With the metropolitan population in Mumbai exceeding almost 18 million people, every working citizen of Mumbai is struggling to find a balance between work, play and social interaction. Private “members only” club houses, many of which have been in existence since several decades, offer this solution to its members.
Garware Club House is one such institution that came into existence in 1974. This club house is located on a prime 12-acre property in South Mumbai, three quarters of which is occupied by Wankhede Stadium where cricket legends have reached milestone records.
In 1974, the club was constructed with one restaurant, a card room, four billiards tables and 12 residential rooms. For the longest time, there was no need felt to renovate or upgrade the club facility since the members were content with the old “gymkhana-styled building”. Over the past 15 years, the club has evolved into an institution with more than 18,000 members. With the rising number of young memberships along with their rising expectations, Garware Club House took up an initiative to modernise the club house by demolishing and reconstructing in its entirety, though in phases, while keeping the operations open throughout construction.

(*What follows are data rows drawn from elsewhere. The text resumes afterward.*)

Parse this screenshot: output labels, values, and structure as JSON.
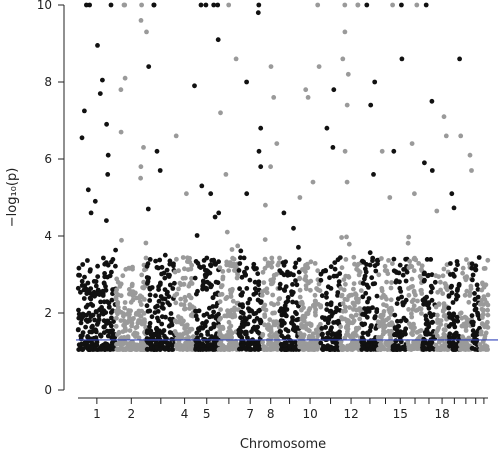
{
  "chart_data": {
    "type": "scatter",
    "subtype": "manhattan",
    "title": "",
    "xlabel": "Chromosome",
    "ylabel": "−log₁₀(p)",
    "ylim": [
      0,
      10
    ],
    "yticks": [
      0,
      2,
      4,
      6,
      8,
      10
    ],
    "clipped_at_top": true,
    "grid": false,
    "legend": "none",
    "threshold": {
      "value": 1.3,
      "color": "#3344bb"
    },
    "colors": {
      "odd": "#111111",
      "even": "#9a9a9a"
    },
    "chromosomes": [
      "1",
      "2",
      "3",
      "4",
      "5",
      "6",
      "7",
      "8",
      "9",
      "10",
      "11",
      "12",
      "13",
      "14",
      "15",
      "16",
      "17",
      "18",
      "19",
      "20",
      "21",
      "22"
    ],
    "x_tick_labels": [
      "1",
      "2",
      "4",
      "5",
      "7",
      "8",
      "10",
      "12",
      "15",
      "18"
    ],
    "x_tick_chromosomes": [
      1,
      2,
      4,
      5,
      7,
      8,
      10,
      12,
      15,
      18
    ],
    "points_per_chromosome": [
      230,
      190,
      170,
      120,
      150,
      120,
      140,
      110,
      120,
      130,
      120,
      130,
      100,
      90,
      90,
      90,
      80,
      80,
      70,
      70,
      50,
      50
    ],
    "highlights": [
      {
        "chr": 1,
        "y": 10
      },
      {
        "chr": 1,
        "y": 10
      },
      {
        "chr": 1,
        "y": 10
      },
      {
        "chr": 1,
        "y": 8.95
      },
      {
        "chr": 1,
        "y": 8.05
      },
      {
        "chr": 1,
        "y": 7.7
      },
      {
        "chr": 1,
        "y": 7.25
      },
      {
        "chr": 1,
        "y": 6.9
      },
      {
        "chr": 1,
        "y": 6.55
      },
      {
        "chr": 1,
        "y": 6.1
      },
      {
        "chr": 1,
        "y": 5.6
      },
      {
        "chr": 1,
        "y": 5.2
      },
      {
        "chr": 1,
        "y": 4.9
      },
      {
        "chr": 1,
        "y": 4.6
      },
      {
        "chr": 1,
        "y": 4.4
      },
      {
        "chr": 2,
        "y": 10
      },
      {
        "chr": 2,
        "y": 10
      },
      {
        "chr": 2,
        "y": 10
      },
      {
        "chr": 2,
        "y": 9.6
      },
      {
        "chr": 2,
        "y": 9.3
      },
      {
        "chr": 2,
        "y": 8.1
      },
      {
        "chr": 2,
        "y": 7.8
      },
      {
        "chr": 2,
        "y": 6.7
      },
      {
        "chr": 2,
        "y": 6.3
      },
      {
        "chr": 2,
        "y": 5.8
      },
      {
        "chr": 2,
        "y": 5.5
      },
      {
        "chr": 3,
        "y": 10
      },
      {
        "chr": 3,
        "y": 10
      },
      {
        "chr": 3,
        "y": 8.4
      },
      {
        "chr": 3,
        "y": 6.2
      },
      {
        "chr": 3,
        "y": 5.7
      },
      {
        "chr": 3,
        "y": 4.7
      },
      {
        "chr": 4,
        "y": 6.6
      },
      {
        "chr": 4,
        "y": 5.1
      },
      {
        "chr": 5,
        "y": 10
      },
      {
        "chr": 5,
        "y": 10
      },
      {
        "chr": 5,
        "y": 10
      },
      {
        "chr": 5,
        "y": 10
      },
      {
        "chr": 5,
        "y": 9.1
      },
      {
        "chr": 5,
        "y": 7.9
      },
      {
        "chr": 5,
        "y": 5.3
      },
      {
        "chr": 5,
        "y": 5.1
      },
      {
        "chr": 5,
        "y": 4.6
      },
      {
        "chr": 6,
        "y": 10
      },
      {
        "chr": 6,
        "y": 8.6
      },
      {
        "chr": 6,
        "y": 7.2
      },
      {
        "chr": 6,
        "y": 5.6
      },
      {
        "chr": 7,
        "y": 10
      },
      {
        "chr": 7,
        "y": 9.8
      },
      {
        "chr": 7,
        "y": 8.0
      },
      {
        "chr": 7,
        "y": 6.8
      },
      {
        "chr": 7,
        "y": 6.2
      },
      {
        "chr": 7,
        "y": 5.8
      },
      {
        "chr": 7,
        "y": 5.1
      },
      {
        "chr": 8,
        "y": 8.4
      },
      {
        "chr": 8,
        "y": 7.6
      },
      {
        "chr": 8,
        "y": 6.4
      },
      {
        "chr": 8,
        "y": 5.8
      },
      {
        "chr": 8,
        "y": 4.8
      },
      {
        "chr": 9,
        "y": 4.6
      },
      {
        "chr": 9,
        "y": 4.2
      },
      {
        "chr": 10,
        "y": 10
      },
      {
        "chr": 10,
        "y": 8.4
      },
      {
        "chr": 10,
        "y": 7.8
      },
      {
        "chr": 10,
        "y": 7.6
      },
      {
        "chr": 10,
        "y": 5.4
      },
      {
        "chr": 10,
        "y": 5.0
      },
      {
        "chr": 11,
        "y": 7.8
      },
      {
        "chr": 11,
        "y": 6.8
      },
      {
        "chr": 11,
        "y": 6.3
      },
      {
        "chr": 12,
        "y": 10
      },
      {
        "chr": 12,
        "y": 10
      },
      {
        "chr": 12,
        "y": 10
      },
      {
        "chr": 12,
        "y": 9.3
      },
      {
        "chr": 12,
        "y": 8.6
      },
      {
        "chr": 12,
        "y": 8.2
      },
      {
        "chr": 12,
        "y": 7.4
      },
      {
        "chr": 12,
        "y": 6.2
      },
      {
        "chr": 12,
        "y": 5.4
      },
      {
        "chr": 13,
        "y": 10
      },
      {
        "chr": 13,
        "y": 8.0
      },
      {
        "chr": 13,
        "y": 7.4
      },
      {
        "chr": 13,
        "y": 5.6
      },
      {
        "chr": 14,
        "y": 10
      },
      {
        "chr": 14,
        "y": 6.2
      },
      {
        "chr": 14,
        "y": 5.0
      },
      {
        "chr": 15,
        "y": 10
      },
      {
        "chr": 15,
        "y": 8.6
      },
      {
        "chr": 15,
        "y": 6.2
      },
      {
        "chr": 16,
        "y": 10
      },
      {
        "chr": 16,
        "y": 6.4
      },
      {
        "chr": 16,
        "y": 5.1
      },
      {
        "chr": 17,
        "y": 10
      },
      {
        "chr": 17,
        "y": 7.5
      },
      {
        "chr": 17,
        "y": 5.9
      },
      {
        "chr": 17,
        "y": 5.7
      },
      {
        "chr": 18,
        "y": 7.1
      },
      {
        "chr": 18,
        "y": 6.6
      },
      {
        "chr": 19,
        "y": 8.6
      },
      {
        "chr": 19,
        "y": 5.1
      },
      {
        "chr": 20,
        "y": 6.6
      },
      {
        "chr": 20,
        "y": 6.1
      },
      {
        "chr": 20,
        "y": 5.7
      }
    ]
  }
}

Garware Club House is a mixed-use hospitality building accommodating food & beverage outlets, banqueting facilities, health spa and gymnasium facilities, residential rooms, swimming pool, outdoor & indoor sporting facilities, all under one roof.

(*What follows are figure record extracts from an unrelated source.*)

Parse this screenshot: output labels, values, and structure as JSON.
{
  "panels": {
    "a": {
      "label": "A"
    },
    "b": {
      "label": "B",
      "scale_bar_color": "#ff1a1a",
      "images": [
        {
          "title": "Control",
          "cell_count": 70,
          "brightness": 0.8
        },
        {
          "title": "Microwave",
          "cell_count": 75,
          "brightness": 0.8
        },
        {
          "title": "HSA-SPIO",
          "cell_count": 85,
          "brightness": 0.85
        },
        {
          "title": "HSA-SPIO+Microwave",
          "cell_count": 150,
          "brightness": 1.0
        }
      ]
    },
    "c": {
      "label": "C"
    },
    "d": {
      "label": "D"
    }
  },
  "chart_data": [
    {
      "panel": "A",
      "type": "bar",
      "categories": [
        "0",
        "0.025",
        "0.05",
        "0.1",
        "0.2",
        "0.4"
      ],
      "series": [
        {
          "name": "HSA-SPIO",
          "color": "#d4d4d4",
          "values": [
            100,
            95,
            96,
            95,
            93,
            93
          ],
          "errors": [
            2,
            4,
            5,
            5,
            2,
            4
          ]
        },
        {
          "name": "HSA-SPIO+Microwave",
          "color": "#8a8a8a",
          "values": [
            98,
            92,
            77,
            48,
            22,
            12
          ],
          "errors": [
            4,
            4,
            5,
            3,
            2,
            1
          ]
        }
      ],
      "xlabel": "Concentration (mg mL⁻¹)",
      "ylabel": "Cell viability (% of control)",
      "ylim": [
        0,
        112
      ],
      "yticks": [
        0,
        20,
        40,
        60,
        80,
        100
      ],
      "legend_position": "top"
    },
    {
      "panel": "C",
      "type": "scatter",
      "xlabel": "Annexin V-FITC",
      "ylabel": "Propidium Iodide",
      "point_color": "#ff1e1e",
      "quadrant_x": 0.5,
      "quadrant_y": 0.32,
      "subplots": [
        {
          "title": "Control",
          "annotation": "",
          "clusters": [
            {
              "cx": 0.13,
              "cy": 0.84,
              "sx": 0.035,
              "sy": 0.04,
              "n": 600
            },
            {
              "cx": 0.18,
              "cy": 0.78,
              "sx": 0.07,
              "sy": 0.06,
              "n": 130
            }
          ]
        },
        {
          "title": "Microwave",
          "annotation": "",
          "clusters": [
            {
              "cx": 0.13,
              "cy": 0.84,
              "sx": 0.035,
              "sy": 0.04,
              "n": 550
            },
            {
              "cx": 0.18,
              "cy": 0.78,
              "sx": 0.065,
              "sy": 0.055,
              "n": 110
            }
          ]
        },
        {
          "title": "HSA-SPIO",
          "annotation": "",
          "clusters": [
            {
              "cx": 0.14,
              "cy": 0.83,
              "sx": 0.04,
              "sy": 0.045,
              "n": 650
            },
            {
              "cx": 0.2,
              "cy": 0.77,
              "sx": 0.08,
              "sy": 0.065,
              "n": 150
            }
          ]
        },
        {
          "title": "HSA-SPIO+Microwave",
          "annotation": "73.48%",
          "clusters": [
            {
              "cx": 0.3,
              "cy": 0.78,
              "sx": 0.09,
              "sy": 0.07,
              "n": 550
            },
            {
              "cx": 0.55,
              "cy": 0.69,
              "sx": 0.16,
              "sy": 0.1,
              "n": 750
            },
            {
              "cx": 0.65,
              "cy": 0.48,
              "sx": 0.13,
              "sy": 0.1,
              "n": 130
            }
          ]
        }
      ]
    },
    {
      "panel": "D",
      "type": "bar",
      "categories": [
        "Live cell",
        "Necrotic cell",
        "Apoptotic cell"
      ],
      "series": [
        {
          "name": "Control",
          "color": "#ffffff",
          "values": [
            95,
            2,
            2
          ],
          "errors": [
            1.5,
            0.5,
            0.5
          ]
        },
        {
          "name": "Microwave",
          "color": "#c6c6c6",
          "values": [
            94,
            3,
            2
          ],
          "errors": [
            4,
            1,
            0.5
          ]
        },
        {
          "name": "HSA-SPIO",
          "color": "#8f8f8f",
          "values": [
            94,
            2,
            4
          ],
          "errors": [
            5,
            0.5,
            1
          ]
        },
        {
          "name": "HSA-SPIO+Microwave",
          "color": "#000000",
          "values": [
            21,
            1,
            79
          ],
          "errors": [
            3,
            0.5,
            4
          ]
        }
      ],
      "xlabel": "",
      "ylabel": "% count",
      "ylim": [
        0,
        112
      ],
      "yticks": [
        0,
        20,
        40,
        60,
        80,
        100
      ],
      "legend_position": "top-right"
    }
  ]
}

Due to the tight site constraints, a program has been developed that would be vertically stacked and would divide the construction into three phases. The first phase was conceived to include 64 residential rooms, a 6,000 sqft health club and gymnasium, banquet hall for 150 people, swimming pool changing rooms, restaurant and one bar – all of which were essential for image makeover and revenue generation of the club.

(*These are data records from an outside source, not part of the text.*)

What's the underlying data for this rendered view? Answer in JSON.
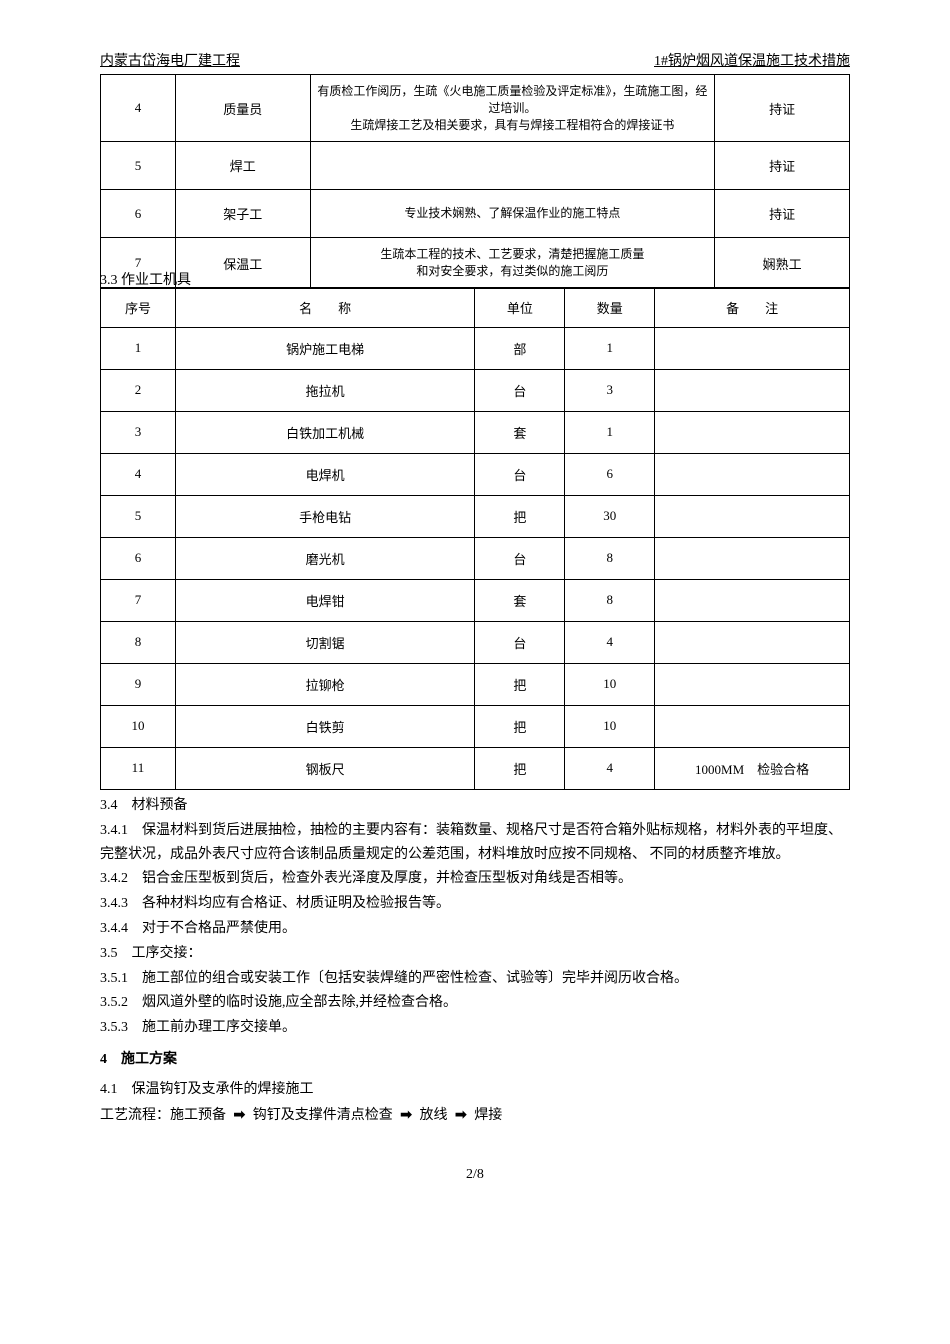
{
  "header": {
    "left": "内蒙古岱海电厂建工程",
    "right": "1#锅炉烟风道保温施工技术措施"
  },
  "table1": {
    "rows": [
      {
        "no": "4",
        "role": "质量员",
        "desc": "有质检工作阅历，生疏《火电施工质量检验及评定标准》，生疏施工图，经过培训。\n生疏焊接工艺及相关要求，具有与焊接工程相符合的焊接证书",
        "status": "持证"
      },
      {
        "no": "5",
        "role": "焊工",
        "desc": "",
        "status": "持证"
      },
      {
        "no": "6",
        "role": "架子工",
        "desc": "专业技术娴熟、了解保温作业的施工特点",
        "status": "持证"
      },
      {
        "no": "7",
        "role": "保温工",
        "desc": "生疏本工程的技术、工艺要求，清楚把握施工质量\n和对安全要求，有过类似的施工阅历",
        "status": "娴熟工"
      }
    ]
  },
  "section33": "3.3 作业工机具",
  "table2": {
    "headers": {
      "no": "序号",
      "name": "名　　称",
      "unit": "单位",
      "qty": "数量",
      "remark": "备　　注"
    },
    "rows": [
      {
        "no": "1",
        "name": "锅炉施工电梯",
        "unit": "部",
        "qty": "1",
        "remark": ""
      },
      {
        "no": "2",
        "name": "拖拉机",
        "unit": "台",
        "qty": "3",
        "remark": ""
      },
      {
        "no": "3",
        "name": "白铁加工机械",
        "unit": "套",
        "qty": "1",
        "remark": ""
      },
      {
        "no": "4",
        "name": "电焊机",
        "unit": "台",
        "qty": "6",
        "remark": ""
      },
      {
        "no": "5",
        "name": "手枪电钻",
        "unit": "把",
        "qty": "30",
        "remark": ""
      },
      {
        "no": "6",
        "name": "磨光机",
        "unit": "台",
        "qty": "8",
        "remark": ""
      },
      {
        "no": "7",
        "name": "电焊钳",
        "unit": "套",
        "qty": "8",
        "remark": ""
      },
      {
        "no": "8",
        "name": "切割锯",
        "unit": "台",
        "qty": "4",
        "remark": ""
      },
      {
        "no": "9",
        "name": "拉铆枪",
        "unit": "把",
        "qty": "10",
        "remark": ""
      },
      {
        "no": "10",
        "name": "白铁剪",
        "unit": "把",
        "qty": "10",
        "remark": ""
      },
      {
        "no": "11",
        "name": "钢板尺",
        "unit": "把",
        "qty": "4",
        "remark": "1000MM　检验合格"
      }
    ]
  },
  "body": {
    "p34": "3.4　材料预备",
    "p341": "3.4.1　保温材料到货后进展抽检，抽检的主要内容有：装箱数量、规格尺寸是否符合箱外贴标规格，材料外表的平坦度、完整状况，成品外表尺寸应符合该制品质量规定的公差范围，材料堆放时应按不同规格、 不同的材质整齐堆放。",
    "p342": "3.4.2　铝合金压型板到货后，检查外表光泽度及厚度，并检查压型板对角线是否相等。",
    "p343": "3.4.3　各种材料均应有合格证、材质证明及检验报告等。",
    "p344": "3.4.4　对于不合格品严禁使用。",
    "p35": "3.5　工序交接：",
    "p351": "3.5.1　施工部位的组合或安装工作〔包括安装焊缝的严密性检查、试验等〕完毕并阅历收合格。",
    "p352": "3.5.2　烟风道外壁的临时设施,应全部去除,并经检查合格。",
    "p353": "3.5.3　施工前办理工序交接单。",
    "h4": "4　施工方案",
    "p41": "4.1　保温钩钉及支承件的焊接施工",
    "flow_prefix": "工艺流程：施工预备",
    "flow_s2": "钩钉及支撑件清点检查",
    "flow_s3": "放线",
    "flow_s4": "焊接",
    "arrow": "➡"
  },
  "pageNum": "2/8"
}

One of the critical aspects of a hospitality building is its kitchen. A comprehensive study was conducted on its eating patterns, occupancy and demography of members. After this study, it was concluded that the building, upon completion, would need to have roughly 600 dining seats which were then designed to be divided over six various restaurants, lounges and bars. One bar and one restaurant were planned in the first phase while the remaining were spread over the second phase of the building. The location of the kitchen was critical to the efficiency of service. The main kitchen was placed in the first phase which would feed numerous smaller ancillary kitchens and pantries around the building. The main kitchen was also designed to feed room service to the 64 rooms as well as 1,000 people banqueting facilities. Complexity of the kitchens was multiplied by the need to keep future provision for multiple operators, if so desired by the club.
In addition to the four restaurants and bars, the second phase added a business centre, three squash courts, six table tennis tables, six billiards tables, a library, a consumer store, indoor games and a virtual golf centre. Taking advantage of a large unused terrace and the North-South orientation of the building, the club house was able to accommodate one flood-lit rooftop tennis court on the building.
The third and final phase of the building added two badminton courts and the main administration office of the complex.
Once completed, the building will be a six-storied structure with a total built-up area of almost 200,000 sqft. The facade of the building is clad in blend of aluminium composite panels, glass and uPVC louvers which are intentionally designed to make the building look lighter and sleeker due to limited available foreground. The concentric rings fabricated in ACP are aesthetically set within uPVC louvered background. These louvers creatively hide the plumbing and ventilation services from the front of the building. An ornamental staircase winding within a glass enclosure on the lower corner of the main entrance beautifully balances the heavy metal mass above and provides the necessary ventilation for the toilet shafts. Although the contemporary design stands out in complete contract to the art deco buildings in the surrounding area, it places beautifully as a foreground to the modern mass of Wankhede Stadium. The roof canopy not only hides the structural support for the guided rail system for facade maintenance but also acts as a wind barrier for the tennis court.